Do boys wearing the gigantic white tee, trying to appear as men, realize that when sleeves and tail-ends flap vigorously in a strong wind, they just might resemble angels from a hip-hop Christmas pageant?

When grown men wear it, untucked, the implications are a bit more complex: In a bus rumbling down Georgia Avenue are two men sitting in adjacent rows, each resting his head on a rain-speckled window, each wearing a big white T-shirt on a weekday. They may be headed to work, hard labor involving motor oil or sawdust. Or they may be out of work.

Warm-weather weekends are a breezier matter, when white-teed men feel allowed to act as boys. On Largo's Boulevard of the Capital Centre recently, a slow parade of cars winds along the outdoor mall. Here comes a black SUV, full of dudes in white tees, bobbing heads, creeping down the lane with door-rattling bass in a staccato drone. It stops after spotting two women in their early thirties, shoulders bared, sipping drinks alfresco at a fast-food Mexican grill.

The men, forgoing the slow head nod, decide to wave.

('Cause I'm fresh in my white tee / They glance at my white tee / And I got the hat that match my pants and my white tee , brag Dem Franchize Boyz. )

The women, Nyree Thompson and Sheryl Nichols, briefly eye each other. They return to their drinks. It wasn't so much the white tees that turned them off, but the waving out the window. Sheryl, in fact, likes the clean look of a white T-shirt. Nyree, a bit pickier, appreciates a man who can dress up and not try to flirt while wearing that .

"They can be coming from the gym or playing basketball," Nichols says defensively.

"And they didn't go home and shower?"

"So you like that guy?" Nichols asks. (A blur of yellow plaid walks by.) They laugh. Look, says Thompson, the thing about white tees is that "you don't need to be getting them in the Big & Tall if you're a medium."

"So if we see someone cute with the white tee, then you leave him for me," says Nichols.

"And he'll be coming to your house every day with a big white tee," snaps Thompson.

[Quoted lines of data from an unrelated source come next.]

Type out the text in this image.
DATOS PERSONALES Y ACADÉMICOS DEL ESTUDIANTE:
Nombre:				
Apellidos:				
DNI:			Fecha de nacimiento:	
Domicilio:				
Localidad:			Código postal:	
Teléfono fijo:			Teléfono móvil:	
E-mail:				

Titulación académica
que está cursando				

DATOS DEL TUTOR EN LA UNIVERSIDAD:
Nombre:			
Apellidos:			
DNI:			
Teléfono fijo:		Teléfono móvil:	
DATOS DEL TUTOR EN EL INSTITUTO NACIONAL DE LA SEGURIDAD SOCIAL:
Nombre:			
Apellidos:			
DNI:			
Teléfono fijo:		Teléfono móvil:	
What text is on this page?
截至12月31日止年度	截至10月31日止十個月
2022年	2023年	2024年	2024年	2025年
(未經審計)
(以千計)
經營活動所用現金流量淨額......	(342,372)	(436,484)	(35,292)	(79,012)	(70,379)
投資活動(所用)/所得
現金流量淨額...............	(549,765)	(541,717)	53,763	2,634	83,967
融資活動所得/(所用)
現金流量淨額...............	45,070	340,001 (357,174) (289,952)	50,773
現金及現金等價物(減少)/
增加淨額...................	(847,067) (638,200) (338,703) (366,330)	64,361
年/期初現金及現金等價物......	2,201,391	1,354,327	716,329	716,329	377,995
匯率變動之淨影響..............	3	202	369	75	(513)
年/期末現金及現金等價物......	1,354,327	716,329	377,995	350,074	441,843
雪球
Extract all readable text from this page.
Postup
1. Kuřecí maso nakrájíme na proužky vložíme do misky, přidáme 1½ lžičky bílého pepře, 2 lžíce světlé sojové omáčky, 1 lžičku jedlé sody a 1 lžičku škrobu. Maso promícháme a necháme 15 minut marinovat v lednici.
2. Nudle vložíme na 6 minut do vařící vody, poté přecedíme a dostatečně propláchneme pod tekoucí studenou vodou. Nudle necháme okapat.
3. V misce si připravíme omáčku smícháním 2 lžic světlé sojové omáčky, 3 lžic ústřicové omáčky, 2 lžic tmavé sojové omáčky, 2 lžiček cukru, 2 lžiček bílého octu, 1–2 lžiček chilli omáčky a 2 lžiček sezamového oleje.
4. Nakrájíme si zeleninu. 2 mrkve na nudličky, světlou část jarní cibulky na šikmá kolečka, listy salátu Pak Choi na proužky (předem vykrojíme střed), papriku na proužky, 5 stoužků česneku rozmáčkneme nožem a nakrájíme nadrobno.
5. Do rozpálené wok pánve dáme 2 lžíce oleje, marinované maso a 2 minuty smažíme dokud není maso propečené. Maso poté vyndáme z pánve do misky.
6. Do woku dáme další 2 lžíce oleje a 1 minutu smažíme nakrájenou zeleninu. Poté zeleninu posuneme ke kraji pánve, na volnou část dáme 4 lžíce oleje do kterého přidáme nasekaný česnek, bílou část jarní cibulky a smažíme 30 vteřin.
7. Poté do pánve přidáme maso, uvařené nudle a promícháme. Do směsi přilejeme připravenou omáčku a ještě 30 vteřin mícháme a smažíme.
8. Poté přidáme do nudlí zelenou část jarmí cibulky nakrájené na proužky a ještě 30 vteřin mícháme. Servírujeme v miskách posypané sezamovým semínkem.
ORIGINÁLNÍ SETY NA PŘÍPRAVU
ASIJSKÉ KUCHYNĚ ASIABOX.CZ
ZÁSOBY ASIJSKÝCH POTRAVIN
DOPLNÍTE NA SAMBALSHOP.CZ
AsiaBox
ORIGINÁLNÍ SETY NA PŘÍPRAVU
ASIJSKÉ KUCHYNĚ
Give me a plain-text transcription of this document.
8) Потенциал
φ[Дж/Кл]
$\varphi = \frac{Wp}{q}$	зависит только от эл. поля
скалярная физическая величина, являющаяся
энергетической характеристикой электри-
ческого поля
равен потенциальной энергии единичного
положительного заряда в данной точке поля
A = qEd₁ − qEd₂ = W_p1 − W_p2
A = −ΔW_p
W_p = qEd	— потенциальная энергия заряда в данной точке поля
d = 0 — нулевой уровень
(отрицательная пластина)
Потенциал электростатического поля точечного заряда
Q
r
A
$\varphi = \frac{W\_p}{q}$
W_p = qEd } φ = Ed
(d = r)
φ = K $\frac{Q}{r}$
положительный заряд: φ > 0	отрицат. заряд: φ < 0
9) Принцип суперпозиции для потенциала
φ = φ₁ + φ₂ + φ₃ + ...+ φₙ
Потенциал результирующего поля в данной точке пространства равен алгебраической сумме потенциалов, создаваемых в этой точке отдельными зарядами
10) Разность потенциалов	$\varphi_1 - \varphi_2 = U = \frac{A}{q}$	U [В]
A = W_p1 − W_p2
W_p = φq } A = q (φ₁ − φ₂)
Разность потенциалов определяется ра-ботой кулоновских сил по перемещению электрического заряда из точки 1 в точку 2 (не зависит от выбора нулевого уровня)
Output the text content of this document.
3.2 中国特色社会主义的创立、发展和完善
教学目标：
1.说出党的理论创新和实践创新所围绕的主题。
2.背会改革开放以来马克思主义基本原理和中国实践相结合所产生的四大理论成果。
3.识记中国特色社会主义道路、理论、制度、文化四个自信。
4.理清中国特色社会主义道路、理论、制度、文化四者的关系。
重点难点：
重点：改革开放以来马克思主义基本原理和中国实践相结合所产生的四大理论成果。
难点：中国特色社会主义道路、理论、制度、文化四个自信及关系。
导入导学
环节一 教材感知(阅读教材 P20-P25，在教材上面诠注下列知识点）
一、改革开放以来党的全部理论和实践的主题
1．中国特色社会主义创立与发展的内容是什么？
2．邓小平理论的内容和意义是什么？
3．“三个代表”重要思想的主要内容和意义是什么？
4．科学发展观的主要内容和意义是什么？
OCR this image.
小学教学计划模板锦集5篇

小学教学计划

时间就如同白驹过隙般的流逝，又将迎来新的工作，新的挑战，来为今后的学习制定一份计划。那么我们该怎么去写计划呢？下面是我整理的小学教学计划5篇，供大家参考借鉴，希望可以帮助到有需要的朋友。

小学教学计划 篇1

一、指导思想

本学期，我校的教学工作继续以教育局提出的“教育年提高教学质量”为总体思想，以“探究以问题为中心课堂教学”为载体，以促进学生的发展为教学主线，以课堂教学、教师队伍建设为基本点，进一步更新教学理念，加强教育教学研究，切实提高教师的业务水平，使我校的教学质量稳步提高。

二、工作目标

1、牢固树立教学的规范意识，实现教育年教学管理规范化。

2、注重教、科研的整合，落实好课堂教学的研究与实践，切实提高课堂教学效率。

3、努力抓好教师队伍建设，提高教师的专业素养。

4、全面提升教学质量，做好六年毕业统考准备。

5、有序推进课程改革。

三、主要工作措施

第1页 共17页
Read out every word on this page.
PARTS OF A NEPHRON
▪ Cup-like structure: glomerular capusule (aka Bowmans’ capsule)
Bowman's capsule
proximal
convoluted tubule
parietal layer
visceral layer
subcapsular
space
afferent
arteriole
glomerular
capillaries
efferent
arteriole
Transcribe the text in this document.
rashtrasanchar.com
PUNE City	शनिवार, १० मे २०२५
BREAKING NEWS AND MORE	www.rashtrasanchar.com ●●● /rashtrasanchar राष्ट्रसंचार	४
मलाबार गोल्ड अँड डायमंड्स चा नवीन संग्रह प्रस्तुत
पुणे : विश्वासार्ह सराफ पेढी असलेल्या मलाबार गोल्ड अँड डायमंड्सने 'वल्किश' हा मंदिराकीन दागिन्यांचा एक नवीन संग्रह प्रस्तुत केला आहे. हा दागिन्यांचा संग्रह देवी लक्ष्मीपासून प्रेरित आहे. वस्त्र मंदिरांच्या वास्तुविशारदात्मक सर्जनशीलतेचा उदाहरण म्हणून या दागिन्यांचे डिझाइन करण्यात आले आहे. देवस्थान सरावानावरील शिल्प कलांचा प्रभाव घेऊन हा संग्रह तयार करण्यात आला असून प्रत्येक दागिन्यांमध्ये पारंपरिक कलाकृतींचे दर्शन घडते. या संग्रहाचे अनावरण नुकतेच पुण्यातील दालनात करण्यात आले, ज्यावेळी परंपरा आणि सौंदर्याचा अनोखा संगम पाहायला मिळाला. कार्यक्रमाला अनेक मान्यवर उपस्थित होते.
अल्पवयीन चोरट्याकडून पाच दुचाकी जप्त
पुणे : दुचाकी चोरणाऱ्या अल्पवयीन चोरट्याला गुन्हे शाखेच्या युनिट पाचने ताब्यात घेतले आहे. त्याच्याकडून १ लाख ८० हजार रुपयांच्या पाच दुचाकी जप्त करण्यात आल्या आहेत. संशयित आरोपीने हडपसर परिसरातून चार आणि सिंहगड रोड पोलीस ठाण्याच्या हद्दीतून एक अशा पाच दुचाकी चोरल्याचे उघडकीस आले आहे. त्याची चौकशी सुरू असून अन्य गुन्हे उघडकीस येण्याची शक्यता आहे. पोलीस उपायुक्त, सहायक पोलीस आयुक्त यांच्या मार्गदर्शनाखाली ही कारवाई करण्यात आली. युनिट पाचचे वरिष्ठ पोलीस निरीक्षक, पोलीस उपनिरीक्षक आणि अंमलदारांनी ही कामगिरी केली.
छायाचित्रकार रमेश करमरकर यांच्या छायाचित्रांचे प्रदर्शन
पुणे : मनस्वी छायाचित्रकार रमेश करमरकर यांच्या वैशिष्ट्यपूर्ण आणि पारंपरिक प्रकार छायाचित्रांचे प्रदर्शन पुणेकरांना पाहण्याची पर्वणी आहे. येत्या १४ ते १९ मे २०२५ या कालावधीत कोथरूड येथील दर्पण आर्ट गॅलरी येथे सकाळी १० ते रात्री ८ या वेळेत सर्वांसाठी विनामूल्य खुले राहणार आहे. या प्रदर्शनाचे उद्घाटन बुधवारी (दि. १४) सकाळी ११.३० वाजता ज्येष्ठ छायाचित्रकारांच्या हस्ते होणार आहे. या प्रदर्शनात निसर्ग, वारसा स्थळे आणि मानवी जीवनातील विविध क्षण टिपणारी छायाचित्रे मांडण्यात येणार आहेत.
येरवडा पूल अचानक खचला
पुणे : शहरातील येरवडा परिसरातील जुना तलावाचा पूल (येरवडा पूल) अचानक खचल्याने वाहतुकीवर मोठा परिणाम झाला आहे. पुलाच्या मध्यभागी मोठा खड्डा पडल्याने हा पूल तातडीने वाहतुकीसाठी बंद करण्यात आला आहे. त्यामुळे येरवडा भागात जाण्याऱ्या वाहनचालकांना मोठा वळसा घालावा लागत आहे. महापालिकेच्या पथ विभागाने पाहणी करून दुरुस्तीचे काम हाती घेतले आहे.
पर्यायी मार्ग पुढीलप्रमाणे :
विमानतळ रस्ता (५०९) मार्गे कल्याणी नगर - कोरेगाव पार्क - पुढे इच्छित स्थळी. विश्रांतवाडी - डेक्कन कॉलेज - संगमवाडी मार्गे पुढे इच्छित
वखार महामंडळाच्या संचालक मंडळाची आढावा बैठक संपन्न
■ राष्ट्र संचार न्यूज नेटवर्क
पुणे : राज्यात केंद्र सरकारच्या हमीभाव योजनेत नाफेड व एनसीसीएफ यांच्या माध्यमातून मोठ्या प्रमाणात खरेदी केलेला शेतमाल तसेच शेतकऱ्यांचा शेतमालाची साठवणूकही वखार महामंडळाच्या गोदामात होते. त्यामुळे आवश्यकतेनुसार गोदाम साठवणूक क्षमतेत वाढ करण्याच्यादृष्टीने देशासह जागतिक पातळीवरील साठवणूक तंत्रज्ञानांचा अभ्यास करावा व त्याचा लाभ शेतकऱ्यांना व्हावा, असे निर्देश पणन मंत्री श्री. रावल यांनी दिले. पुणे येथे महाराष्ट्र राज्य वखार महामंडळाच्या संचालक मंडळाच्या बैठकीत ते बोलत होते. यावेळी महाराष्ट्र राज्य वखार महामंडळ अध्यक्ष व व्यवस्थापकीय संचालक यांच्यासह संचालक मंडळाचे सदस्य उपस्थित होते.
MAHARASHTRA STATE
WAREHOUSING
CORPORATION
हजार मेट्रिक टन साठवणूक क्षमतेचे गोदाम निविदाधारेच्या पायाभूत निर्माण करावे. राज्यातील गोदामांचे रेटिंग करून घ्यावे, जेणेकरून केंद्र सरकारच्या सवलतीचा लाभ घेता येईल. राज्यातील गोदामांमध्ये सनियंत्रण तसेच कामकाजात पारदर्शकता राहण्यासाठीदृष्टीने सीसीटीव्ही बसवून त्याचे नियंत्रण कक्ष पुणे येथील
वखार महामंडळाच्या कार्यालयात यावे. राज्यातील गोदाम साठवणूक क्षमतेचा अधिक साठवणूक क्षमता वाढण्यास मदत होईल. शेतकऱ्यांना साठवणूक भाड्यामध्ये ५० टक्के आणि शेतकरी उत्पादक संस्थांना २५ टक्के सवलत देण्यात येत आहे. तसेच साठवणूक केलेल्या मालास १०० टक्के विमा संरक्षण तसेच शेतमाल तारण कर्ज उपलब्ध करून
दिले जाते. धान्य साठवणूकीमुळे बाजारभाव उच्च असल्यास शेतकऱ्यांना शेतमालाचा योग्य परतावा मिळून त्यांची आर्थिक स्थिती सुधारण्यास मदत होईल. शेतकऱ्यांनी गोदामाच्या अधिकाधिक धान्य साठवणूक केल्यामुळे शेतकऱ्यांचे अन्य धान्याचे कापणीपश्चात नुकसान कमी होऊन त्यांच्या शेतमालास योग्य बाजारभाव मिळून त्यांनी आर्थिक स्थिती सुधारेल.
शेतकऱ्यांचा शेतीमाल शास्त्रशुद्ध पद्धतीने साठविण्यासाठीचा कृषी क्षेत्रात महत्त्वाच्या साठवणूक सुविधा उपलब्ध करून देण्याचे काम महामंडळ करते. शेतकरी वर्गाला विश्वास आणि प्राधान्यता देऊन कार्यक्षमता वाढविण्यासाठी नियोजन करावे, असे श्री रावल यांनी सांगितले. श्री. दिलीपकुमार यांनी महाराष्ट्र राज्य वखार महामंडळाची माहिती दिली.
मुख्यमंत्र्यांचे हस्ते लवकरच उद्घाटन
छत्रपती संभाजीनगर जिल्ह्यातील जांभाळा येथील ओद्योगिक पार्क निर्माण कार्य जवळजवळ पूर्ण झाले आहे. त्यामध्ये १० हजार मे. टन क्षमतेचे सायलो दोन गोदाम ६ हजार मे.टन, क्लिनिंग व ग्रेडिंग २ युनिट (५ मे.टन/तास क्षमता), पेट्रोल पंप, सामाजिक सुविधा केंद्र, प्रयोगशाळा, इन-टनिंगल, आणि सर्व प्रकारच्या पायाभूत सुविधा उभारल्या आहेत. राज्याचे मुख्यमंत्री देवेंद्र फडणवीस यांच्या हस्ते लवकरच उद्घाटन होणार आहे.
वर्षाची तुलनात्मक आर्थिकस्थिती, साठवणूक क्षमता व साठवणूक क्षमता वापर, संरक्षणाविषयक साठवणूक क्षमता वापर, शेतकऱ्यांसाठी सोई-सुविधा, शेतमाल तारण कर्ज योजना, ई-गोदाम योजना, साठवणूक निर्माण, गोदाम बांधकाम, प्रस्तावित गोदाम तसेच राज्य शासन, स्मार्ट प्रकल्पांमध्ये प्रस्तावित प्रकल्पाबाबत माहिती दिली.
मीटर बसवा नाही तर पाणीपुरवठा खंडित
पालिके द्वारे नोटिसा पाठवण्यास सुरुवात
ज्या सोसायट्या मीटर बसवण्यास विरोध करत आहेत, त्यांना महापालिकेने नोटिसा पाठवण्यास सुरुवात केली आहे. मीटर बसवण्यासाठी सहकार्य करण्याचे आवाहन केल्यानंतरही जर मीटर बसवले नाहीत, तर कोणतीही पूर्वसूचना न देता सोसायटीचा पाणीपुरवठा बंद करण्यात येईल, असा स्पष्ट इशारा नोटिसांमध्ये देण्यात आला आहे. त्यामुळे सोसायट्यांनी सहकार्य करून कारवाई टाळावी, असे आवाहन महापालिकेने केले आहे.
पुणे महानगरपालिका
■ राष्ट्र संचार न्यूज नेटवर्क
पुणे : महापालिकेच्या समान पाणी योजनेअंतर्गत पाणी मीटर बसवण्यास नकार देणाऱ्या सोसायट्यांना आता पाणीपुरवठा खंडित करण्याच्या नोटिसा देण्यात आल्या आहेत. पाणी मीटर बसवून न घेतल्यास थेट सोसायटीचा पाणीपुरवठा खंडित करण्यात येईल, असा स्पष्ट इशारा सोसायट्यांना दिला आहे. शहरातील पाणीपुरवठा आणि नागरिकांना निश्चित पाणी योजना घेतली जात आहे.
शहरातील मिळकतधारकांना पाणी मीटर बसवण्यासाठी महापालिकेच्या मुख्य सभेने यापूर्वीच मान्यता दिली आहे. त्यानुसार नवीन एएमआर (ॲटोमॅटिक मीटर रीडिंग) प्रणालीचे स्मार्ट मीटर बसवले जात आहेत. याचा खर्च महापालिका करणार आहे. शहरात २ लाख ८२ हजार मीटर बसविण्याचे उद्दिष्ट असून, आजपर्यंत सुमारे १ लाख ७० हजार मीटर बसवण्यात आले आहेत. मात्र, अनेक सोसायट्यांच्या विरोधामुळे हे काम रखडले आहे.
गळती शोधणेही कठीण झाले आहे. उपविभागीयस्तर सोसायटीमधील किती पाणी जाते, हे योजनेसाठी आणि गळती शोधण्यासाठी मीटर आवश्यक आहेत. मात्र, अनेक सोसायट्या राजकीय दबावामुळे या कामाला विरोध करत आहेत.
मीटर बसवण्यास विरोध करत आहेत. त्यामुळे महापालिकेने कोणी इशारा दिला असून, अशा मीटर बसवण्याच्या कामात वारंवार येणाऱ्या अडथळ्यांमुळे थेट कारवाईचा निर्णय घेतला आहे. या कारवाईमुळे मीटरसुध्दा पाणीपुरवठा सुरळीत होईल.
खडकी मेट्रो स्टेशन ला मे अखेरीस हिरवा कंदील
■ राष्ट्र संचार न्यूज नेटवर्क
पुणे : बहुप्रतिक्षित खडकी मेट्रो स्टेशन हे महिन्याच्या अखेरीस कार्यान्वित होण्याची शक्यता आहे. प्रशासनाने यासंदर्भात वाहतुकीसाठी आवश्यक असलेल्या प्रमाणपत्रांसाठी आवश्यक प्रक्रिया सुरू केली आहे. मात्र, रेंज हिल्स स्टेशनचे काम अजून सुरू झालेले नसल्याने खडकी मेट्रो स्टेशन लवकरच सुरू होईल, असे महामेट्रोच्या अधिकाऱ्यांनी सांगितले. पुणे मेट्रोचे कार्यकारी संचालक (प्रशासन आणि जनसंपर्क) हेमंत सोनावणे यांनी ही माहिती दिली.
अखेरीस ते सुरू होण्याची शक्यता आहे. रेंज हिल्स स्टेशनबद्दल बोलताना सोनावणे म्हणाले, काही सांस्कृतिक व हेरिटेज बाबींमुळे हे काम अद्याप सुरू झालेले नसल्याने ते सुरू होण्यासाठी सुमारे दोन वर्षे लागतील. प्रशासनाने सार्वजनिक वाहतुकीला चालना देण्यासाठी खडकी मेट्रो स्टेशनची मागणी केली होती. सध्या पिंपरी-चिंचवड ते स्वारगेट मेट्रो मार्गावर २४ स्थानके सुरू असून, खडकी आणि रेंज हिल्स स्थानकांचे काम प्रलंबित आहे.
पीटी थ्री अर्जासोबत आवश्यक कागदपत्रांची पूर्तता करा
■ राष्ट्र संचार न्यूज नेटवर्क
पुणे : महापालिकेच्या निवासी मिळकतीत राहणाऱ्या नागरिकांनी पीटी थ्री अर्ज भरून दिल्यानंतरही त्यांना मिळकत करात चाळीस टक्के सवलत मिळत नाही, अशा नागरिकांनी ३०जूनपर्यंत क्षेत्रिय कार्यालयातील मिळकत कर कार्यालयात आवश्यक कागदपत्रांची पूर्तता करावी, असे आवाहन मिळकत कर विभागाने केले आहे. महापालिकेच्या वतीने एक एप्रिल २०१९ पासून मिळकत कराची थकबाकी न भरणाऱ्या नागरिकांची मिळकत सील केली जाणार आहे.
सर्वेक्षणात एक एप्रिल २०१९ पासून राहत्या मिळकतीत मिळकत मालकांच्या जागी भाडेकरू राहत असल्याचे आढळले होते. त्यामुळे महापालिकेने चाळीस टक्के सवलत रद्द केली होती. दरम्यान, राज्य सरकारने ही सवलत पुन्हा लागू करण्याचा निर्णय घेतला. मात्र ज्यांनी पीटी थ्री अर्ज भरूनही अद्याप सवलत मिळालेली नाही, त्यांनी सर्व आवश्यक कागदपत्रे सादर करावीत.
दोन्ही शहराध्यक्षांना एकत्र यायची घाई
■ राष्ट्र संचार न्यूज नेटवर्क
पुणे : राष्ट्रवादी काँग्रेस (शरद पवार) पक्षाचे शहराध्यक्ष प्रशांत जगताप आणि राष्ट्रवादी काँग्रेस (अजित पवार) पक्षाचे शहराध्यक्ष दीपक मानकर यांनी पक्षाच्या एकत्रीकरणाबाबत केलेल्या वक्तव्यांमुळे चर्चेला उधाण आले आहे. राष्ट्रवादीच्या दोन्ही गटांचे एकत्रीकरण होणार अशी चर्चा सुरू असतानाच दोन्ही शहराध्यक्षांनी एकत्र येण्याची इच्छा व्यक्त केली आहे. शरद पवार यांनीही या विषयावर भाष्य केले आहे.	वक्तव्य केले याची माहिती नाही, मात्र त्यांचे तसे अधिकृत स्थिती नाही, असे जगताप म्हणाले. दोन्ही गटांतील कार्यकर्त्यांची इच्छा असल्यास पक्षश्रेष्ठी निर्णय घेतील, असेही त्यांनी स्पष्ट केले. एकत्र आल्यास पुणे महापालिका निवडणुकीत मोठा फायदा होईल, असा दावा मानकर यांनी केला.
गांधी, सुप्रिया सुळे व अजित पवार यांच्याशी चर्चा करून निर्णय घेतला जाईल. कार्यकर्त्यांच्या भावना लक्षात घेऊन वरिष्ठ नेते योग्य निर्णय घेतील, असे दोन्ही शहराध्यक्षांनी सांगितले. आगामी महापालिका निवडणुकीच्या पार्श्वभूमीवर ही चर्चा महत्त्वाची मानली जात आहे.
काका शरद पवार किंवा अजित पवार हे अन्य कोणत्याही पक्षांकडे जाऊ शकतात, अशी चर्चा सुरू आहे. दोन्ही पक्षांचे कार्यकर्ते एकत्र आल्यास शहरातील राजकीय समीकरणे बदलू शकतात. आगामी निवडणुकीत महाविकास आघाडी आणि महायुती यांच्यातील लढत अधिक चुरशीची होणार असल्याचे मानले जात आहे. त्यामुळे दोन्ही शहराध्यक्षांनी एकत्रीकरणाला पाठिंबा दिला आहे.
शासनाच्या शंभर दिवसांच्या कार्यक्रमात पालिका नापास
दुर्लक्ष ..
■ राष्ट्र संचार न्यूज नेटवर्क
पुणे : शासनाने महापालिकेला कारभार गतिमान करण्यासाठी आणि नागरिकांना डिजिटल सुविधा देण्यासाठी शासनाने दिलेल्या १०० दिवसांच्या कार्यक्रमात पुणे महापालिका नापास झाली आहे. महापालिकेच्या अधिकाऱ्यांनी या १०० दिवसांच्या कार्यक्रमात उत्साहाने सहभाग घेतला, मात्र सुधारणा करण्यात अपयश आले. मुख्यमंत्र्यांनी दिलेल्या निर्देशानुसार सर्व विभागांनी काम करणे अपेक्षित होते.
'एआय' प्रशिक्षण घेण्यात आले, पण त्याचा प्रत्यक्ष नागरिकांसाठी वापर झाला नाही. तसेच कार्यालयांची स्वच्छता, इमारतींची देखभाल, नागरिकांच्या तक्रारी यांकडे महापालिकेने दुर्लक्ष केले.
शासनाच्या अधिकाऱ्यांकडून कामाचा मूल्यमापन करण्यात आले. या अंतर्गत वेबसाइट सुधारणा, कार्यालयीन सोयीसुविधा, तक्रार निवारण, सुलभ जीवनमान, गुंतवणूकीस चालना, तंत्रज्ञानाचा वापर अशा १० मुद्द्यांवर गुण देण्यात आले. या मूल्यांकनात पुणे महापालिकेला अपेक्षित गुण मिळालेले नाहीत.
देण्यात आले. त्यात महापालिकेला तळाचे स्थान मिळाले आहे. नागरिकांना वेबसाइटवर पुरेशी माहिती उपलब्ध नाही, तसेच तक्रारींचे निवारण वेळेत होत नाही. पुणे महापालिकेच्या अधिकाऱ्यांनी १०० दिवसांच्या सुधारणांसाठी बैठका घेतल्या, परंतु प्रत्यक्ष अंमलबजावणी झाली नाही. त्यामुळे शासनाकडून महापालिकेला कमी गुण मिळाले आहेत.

The white T-shirt as A-game apparel might be too much to ask of what, essentially, is a substitute off the bench. When guys wear the white tee to a nightclub, for example, "that's not creative to me," says Nateace Watson, 23, a Foot Locker assistant manager in Silver Spring. "I don't pay attention to those fools."

And so she doesn't. And the cops and the principals may not like those boys wearing all those big white tees, but some nights, on the sidewalks, we see a flock of innocents ready to be tucked into bed.

I hit the mall in the white tee, the song goes. Oooh, I think they like me.